Kamara, Kamara e ancora Kamara. Finché non sarà detta la parola fine alla possibilità di portare il centrocampista (e difensore centrale) a Trigoria, la Roma continuerà a provarci. Su precisa e insistita richiesta di Mourinho. Il tecnico, nel piano di una mezza rivoluzione della squadra che poi dovrà essere completata nel prossimo mercato di giugno, non passa giorno che non ribadisca a Pinto e ai suoi collaboratori che sarebbe cosa buona e giusta vestire di giallorosso il giovane talento francese. Lo considera il giocatore giusto per completare il rinnovamento in mezzo al campo e, anche, un'eventuale opzione in più tra i difensori centrali visto che Kumbulla fin qui ha convinto poco e Smalling spesso è stato costretto a soggiornare in infermeria (come in questi giorni).

Prendere, però, Kamara adesso tutto è meno che una passeggiata di salute, soprattutto se nel portafoglio di Tiago Pinto non c'è il cash necessario. E la problematica non è neppure aggirabile con la formula del prestito che non si può fare per il semplice motivo che il giocatore è in scadenza il prossimo trenta giugno. Bisogna acquistarlo. Ovviamente a un prezzo inferiore a meno della metà dei venti milioni che il Marsiglia valuta il cartellino del suo giocatore, ma in ogni caso ci vogliono sette-otto milioni per la fumata bianca tra le due società. Fumata bianca, peraltro, che tra i due club ci sarebbe già stata, se non altro perché il Marsiglia alla fine di questa stagione dovrà versare alla Roma venti milioni e quattrocentomila euro per gli obbligati riscatti di Ünder e Pau Lopez. Ma ammesso e concesso che l'accordo tra le proprietà sia stato già trovato, c'è un ulteriore intoppo a frenare la questione. Ovvero la volontà del giocatore. Il ventiduenne sa bene di essere oggetto del desiderio di parecchi club europei (in Inghilterra sulle sue tracce ci sono Manchester United, il ricchissimo Newcastle e il West Ham) e sa altrettanto bene che per lui, a fine stagione, ci sarebbe la possibilità di mettersi all'asta e dire sì a chi offre di più. In questo senso non sarebbe la Roma a spuntarla. Ed ecco perché Pinto, supportato dalle insistenze di Mou, è consapevole che per la Roma prendere Kamara è possibile adesso, dopo quasi impossibile, pur sapendo che il giocatore ha già fatto recapitare una richiesta di stipendio da oltre quattro milioni (con il decreto crescita al lordo sarebbero sei abbondanti).

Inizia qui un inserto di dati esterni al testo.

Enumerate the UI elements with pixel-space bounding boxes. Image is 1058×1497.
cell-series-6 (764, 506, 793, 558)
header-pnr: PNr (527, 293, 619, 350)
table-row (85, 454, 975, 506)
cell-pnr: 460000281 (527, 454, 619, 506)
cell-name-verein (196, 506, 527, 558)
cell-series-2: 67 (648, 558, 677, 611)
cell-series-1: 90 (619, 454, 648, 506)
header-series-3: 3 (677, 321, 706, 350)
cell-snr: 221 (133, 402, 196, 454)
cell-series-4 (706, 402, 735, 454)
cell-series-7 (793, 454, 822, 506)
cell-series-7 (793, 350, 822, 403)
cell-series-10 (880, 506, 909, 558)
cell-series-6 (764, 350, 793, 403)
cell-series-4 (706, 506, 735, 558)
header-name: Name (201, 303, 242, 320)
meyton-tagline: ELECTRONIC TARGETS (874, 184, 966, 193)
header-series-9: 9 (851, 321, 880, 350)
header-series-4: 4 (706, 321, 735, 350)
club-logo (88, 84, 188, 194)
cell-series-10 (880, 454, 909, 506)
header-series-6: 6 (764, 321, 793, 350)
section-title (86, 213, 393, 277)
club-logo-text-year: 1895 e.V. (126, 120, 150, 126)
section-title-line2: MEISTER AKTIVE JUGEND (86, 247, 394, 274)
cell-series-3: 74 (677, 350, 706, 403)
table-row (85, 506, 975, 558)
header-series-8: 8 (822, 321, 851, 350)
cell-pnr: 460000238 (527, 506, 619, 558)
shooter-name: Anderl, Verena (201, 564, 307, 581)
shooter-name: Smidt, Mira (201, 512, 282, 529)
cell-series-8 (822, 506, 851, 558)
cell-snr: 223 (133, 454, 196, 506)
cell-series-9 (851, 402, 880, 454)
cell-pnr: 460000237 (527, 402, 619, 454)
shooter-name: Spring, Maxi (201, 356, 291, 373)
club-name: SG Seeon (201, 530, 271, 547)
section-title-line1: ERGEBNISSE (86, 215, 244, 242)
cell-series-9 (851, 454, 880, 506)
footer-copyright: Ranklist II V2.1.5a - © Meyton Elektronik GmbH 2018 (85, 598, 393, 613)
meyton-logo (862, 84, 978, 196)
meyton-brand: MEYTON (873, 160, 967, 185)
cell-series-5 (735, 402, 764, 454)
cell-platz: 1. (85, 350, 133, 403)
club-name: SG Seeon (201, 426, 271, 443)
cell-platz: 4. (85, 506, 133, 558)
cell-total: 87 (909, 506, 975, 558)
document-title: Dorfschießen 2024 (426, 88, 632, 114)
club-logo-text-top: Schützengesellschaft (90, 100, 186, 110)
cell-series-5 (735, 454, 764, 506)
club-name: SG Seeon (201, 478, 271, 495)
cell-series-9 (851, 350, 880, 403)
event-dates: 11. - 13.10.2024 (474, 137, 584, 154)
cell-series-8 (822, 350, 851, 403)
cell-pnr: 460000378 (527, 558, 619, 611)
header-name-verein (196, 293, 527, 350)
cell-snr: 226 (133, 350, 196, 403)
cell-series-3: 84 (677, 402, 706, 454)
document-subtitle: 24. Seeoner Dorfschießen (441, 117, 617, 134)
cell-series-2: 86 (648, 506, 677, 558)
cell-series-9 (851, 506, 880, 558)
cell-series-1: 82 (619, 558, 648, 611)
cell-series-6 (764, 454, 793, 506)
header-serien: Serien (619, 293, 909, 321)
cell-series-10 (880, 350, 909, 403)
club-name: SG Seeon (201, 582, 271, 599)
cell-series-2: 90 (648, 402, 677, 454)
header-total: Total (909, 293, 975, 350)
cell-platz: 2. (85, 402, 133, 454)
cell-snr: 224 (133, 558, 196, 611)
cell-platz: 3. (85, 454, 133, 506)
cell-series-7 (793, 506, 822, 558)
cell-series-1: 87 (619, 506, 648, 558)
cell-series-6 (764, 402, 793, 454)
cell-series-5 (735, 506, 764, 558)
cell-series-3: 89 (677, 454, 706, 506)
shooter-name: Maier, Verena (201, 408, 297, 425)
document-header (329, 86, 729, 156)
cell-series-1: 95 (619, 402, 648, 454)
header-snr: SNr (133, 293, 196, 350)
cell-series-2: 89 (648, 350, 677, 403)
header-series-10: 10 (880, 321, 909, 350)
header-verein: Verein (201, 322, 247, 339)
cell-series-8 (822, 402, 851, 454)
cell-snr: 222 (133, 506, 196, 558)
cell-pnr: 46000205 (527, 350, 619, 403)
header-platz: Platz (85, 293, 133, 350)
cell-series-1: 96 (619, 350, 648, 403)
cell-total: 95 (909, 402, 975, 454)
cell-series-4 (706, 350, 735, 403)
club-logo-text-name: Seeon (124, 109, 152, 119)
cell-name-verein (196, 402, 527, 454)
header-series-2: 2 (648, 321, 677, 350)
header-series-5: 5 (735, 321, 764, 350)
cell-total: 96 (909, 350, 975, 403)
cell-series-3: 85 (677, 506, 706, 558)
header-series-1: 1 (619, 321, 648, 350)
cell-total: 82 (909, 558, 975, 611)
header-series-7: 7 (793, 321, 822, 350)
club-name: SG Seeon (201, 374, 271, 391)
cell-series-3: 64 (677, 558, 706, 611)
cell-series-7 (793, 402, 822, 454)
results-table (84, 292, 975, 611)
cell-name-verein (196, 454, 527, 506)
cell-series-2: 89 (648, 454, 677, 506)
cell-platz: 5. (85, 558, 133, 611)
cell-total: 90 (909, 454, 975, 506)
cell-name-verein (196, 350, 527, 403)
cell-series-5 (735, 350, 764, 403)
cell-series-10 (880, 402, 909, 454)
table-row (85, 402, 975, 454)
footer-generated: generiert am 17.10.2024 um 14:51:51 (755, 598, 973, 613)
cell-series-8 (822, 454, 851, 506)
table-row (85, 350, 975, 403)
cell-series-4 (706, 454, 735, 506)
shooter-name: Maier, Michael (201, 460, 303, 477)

Dove trovare allora i soldi per provare a convincere Kamara? La risposta è ai confini della realtà. Nel senso che potrebbero arrivare dal cartellino di Robin Olsen, sì il portierone svedese arrivato a Trigoria per raccogliere l'eredità di Alisson, roba che legittimerebbe una perizia psichiatrica. Il vichingo, che ha un contratto con la Roma fino al giugno duemilaventitrè, l'estate scorsa si è trasferito in prestito secco allo Sheffield United (Championship). Dove, dopo un buon inizio, complice un infortunio ha perso il posto in squadra. Ora lo vuole l'Aston Villa (che sta rivoluzionando la squadra), club di Premier al quale lo svedese ha già detto sì. Solo che per completare l'accordo che poi sarebbe un prestito trasferito, ci vuole il consenso della Roma. Cosa più che probabile, peraltro, a patto però, ha fatto sapere Pinto al Villa, che il prestito si arricchisca di un diritto di riscatto che a condizioni accettabili si possa trasformare in un obbligo per l'acquisto del cartellino intorno ai 5 milioni. Le società stanno ragionando su tutto questo e, per quello che ci risulta, l'affare andrà in porto e potrebbe garantire alla Roma cinque milioni utilissimi per pagare il cartellino di Kamara.

Oppure, una specie di anticipo, per un altro centrocampista da prendere a giugno. Cioè il brasiliano Douglas Luiz (scadenza contratto 2023 e pare nessuna voglia di prolungarlo), altro giocatore che a Trigoria piace parecchio. Luiz, oltretutto, in questi giorni ha cambiato procuratore passando da Carlos Leite a Giuliano Bertolucci, un big in Sudamerica e che vanta solidi e amichevoli rapporti con Pinto. Certo a giugno servirebbero almeno altri diciotto milioni per acquistare il brasiliano, ma le vie del mercato sono infinite.